Déterminer le niveau de gravité sur les enjeux humains revient à évaluer l’atteinte potentielle des personnes par les effets d’un phénomène dangereux. Ce niveau est mesuré grâce à une ou plusieurs modélisations qui combinent l’intensité des effets (toxiques, de surpression ou thermiques) à la vulnérabilité de la zone potentiellement dangereuse. Le nombre de personnes susceptibles d’être affectées par les effets des phénomènes dangereux du site peut ainsi être déterminé (exemple : niveau estimé « sérieux » si au plus 1 personne est concernée dans une zone délimitée par le seuil des effets létaux du phénomène).
La probabilité d’occurrence est ensuite évaluée.

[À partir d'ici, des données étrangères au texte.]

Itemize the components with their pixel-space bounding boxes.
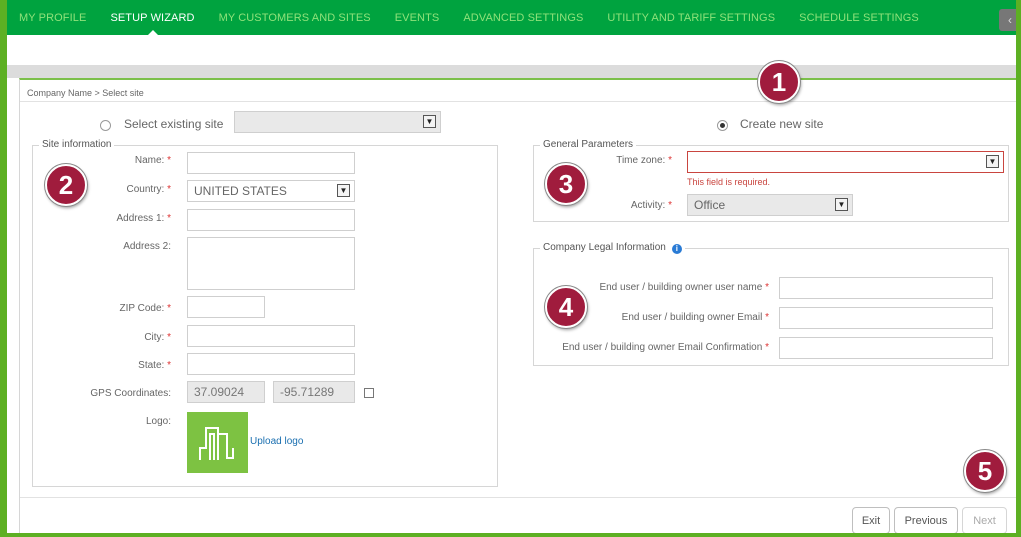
nav-events[interactable]: EVENTS (383, 0, 452, 35)
create-new-site-radio[interactable] (717, 120, 728, 131)
country-select[interactable]: UNITED STATES ▼ (187, 180, 355, 202)
callout-badge-2: 2 (45, 164, 87, 206)
email-field[interactable] (779, 307, 993, 329)
company-legal-legend: Company Legal Information i (540, 242, 685, 254)
zip-label: ZIP Code: * (119, 303, 171, 314)
state-label: State: * (138, 360, 171, 371)
name-field[interactable] (187, 152, 355, 174)
site-information-legend: Site information (39, 139, 115, 150)
gps-edit-checkbox[interactable] (364, 388, 374, 398)
divider (20, 101, 1017, 102)
nav-setup-wizard[interactable]: SETUP WIZARD (98, 0, 206, 35)
footer-divider (20, 497, 1017, 498)
divider-strip (7, 65, 1016, 78)
chevron-down-icon: ▼ (337, 184, 350, 197)
company-legal-section: Company Legal Information i End user / bu… (533, 242, 1009, 366)
state-field[interactable] (187, 353, 355, 375)
top-nav: MY PROFILE SETUP WIZARD MY CUSTOMERS AND… (7, 0, 1021, 35)
info-icon[interactable]: i (671, 243, 682, 254)
toolbar-strip (7, 35, 1016, 65)
callout-badge-5: 5 (964, 450, 1006, 492)
timezone-select[interactable]: ▼ (687, 151, 1004, 173)
callout-badge-4: 4 (545, 286, 587, 328)
site-information-section: Site information Name: * Country: * UNIT… (32, 139, 498, 487)
breadcrumb: Company Name > Select site (27, 88, 144, 98)
city-label: City: * (144, 332, 171, 343)
timezone-error: This field is required. (687, 177, 771, 187)
select-existing-site-label: Select existing site (124, 117, 224, 131)
chevron-down-icon: ▼ (423, 115, 436, 128)
city-field[interactable] (187, 325, 355, 347)
address2-field[interactable] (187, 237, 355, 290)
email-confirm-label: End user / building owner Email Confirma… (562, 342, 769, 353)
previous-button[interactable]: Previous (894, 507, 958, 534)
frame-border-left (0, 0, 7, 537)
create-new-site-label: Create new site (740, 117, 824, 131)
existing-site-select[interactable]: ▼ (234, 111, 441, 133)
chevron-down-icon: ▼ (986, 155, 999, 168)
general-parameters-legend: General Parameters (540, 139, 637, 150)
logo-label: Logo: (145, 416, 171, 427)
nav-my-profile[interactable]: MY PROFILE (7, 0, 98, 35)
zip-field[interactable] (187, 296, 265, 318)
address1-field[interactable] (187, 209, 355, 231)
frame-border-bottom (0, 533, 1021, 537)
nav-utility-and-tariff-settings[interactable]: UTILITY AND TARIFF SETTINGS (595, 0, 787, 35)
activity-select[interactable]: Office ▼ (687, 194, 853, 216)
gps-latitude-field: 37.09024 (187, 381, 265, 403)
address2-label: Address 2: (123, 241, 171, 252)
next-button[interactable]: Next (962, 507, 1007, 534)
nav-advanced-settings[interactable]: ADVANCED SETTINGS (451, 0, 595, 35)
nav-my-customers-and-sites[interactable]: MY CUSTOMERS AND SITES (207, 0, 383, 35)
logo-placeholder (187, 412, 248, 473)
upload-logo-link[interactable]: Upload logo (250, 436, 303, 447)
select-existing-site-radio[interactable] (100, 120, 111, 131)
app-window: MY PROFILE SETUP WIZARD MY CUSTOMERS AND… (0, 0, 1021, 537)
nav-schedule-settings[interactable]: SCHEDULE SETTINGS (787, 0, 931, 35)
country-value: UNITED STATES (194, 184, 287, 198)
building-logo-icon (199, 427, 234, 460)
exit-button[interactable]: Exit (852, 507, 890, 534)
address1-label: Address 1: * (116, 213, 172, 224)
general-parameters-section: General Parameters Time zone: * ▼ This f… (533, 139, 1009, 222)
email-confirm-field[interactable] (779, 337, 993, 359)
callout-badge-3: 3 (545, 163, 587, 205)
gps-label: GPS Coordinates: (90, 388, 171, 399)
activity-value: Office (694, 198, 726, 212)
username-field[interactable] (779, 277, 993, 299)
chevron-down-icon: ▼ (835, 198, 848, 211)
gps-longitude-field: -95.71289 (273, 381, 355, 403)
frame-border-right (1016, 0, 1021, 537)
wizard-panel: Company Name > Select site Select existi… (19, 78, 1018, 534)
callout-badge-1: 1 (758, 61, 800, 103)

Elle est soit estimée de manière quantitative (par unité et par an), soit de manière qualitative, sur la base d’un retour d’expériences (exemple : probabilité D = « évènement très improbable », s’est déjà produit, mais a fait l’objet de mesures correctives réduisant significativement la probabilité de ce scénario).
Ainsi, des scénarios présentant une gravité importante (exemple : effets thermiques au delà des limites de propriétés) peuvent tout à fait être considérés comme acceptables si leur probabilité d’occurrence est faible. C’est dans ce cadre que sont caractérisées les mesures de sécurité à mettre en œuvre.
En reprenant les exemples cités précédemment, la grille ci-dessous montre qu’un scénario avec une probabilité D (très improbable) et présentant une gravité des conséquences « sérieux », se positionne dans la zone verte = « risque moindre ».

Figure : grille d’appréciation du niveau de maîtrise du risque en termes de couple probabilité — gravité
Ensuite, l’évaluation des risques consiste à comparer le niveau de risque résiduel à un niveau jugé acceptable, correspondant aux zones de la grille MMR associées à un niveau de risque moindre ou intermédiaire.
Si les scénarios étudiés sont jugés acceptables, le risque est considéré comme maîtrisé.
Les mesures de sécurité pour rendre un scénario acceptable
Des mesures techniques, organisationnelles et humaines doivent être mises en place pour maîtriser les risques sur l’établissement, en prenant en compte les pratiques et techniques disponibles ainsi que leur coût.
Les barrières de sécurité ou les mesures de maîtrise des risques visent à limiter la probabilité d’occurrence ou à réduire les effets des risques des accidents potentiels. Plus ces barrières sont nombreuses, performantes et indépendantes, plus la probabilité que les enjeux soient exposés à des effets notables est faible.
Pour résumer
L’étude de dangers est un document obligatoire dans le cadre de la démarche de demande d’autorisation d’exploiter des installations classées.
Elle sert à identifier et à évaluer les risques d’accident majeur. S’inscrivant dans un processus de gestion des risques, elle permet d’estimer la gravité des conséquences et la probabilité d’occurrence des phénomènes dangereux. Il est important de noter qu’un scénario, même s’il présente une gravité importante, peut être considéré comme acceptable si sa probabilité d’occurrence est jugée faible.
Selon les résultats de cette évaluation, des mesures techniques et organisationnelles doivent être mises en place pour maîtriser les risques et réduire leur impact.
L’EDD vise à démontrer que le projet permet d’atteindre un niveau de risque aussi bas que possible, dans des conditions économiquement acceptables, compte tenu de l’état des connaissances et des pratiques, ainsi que de la vulnérabilité de l’environnement de l’installation.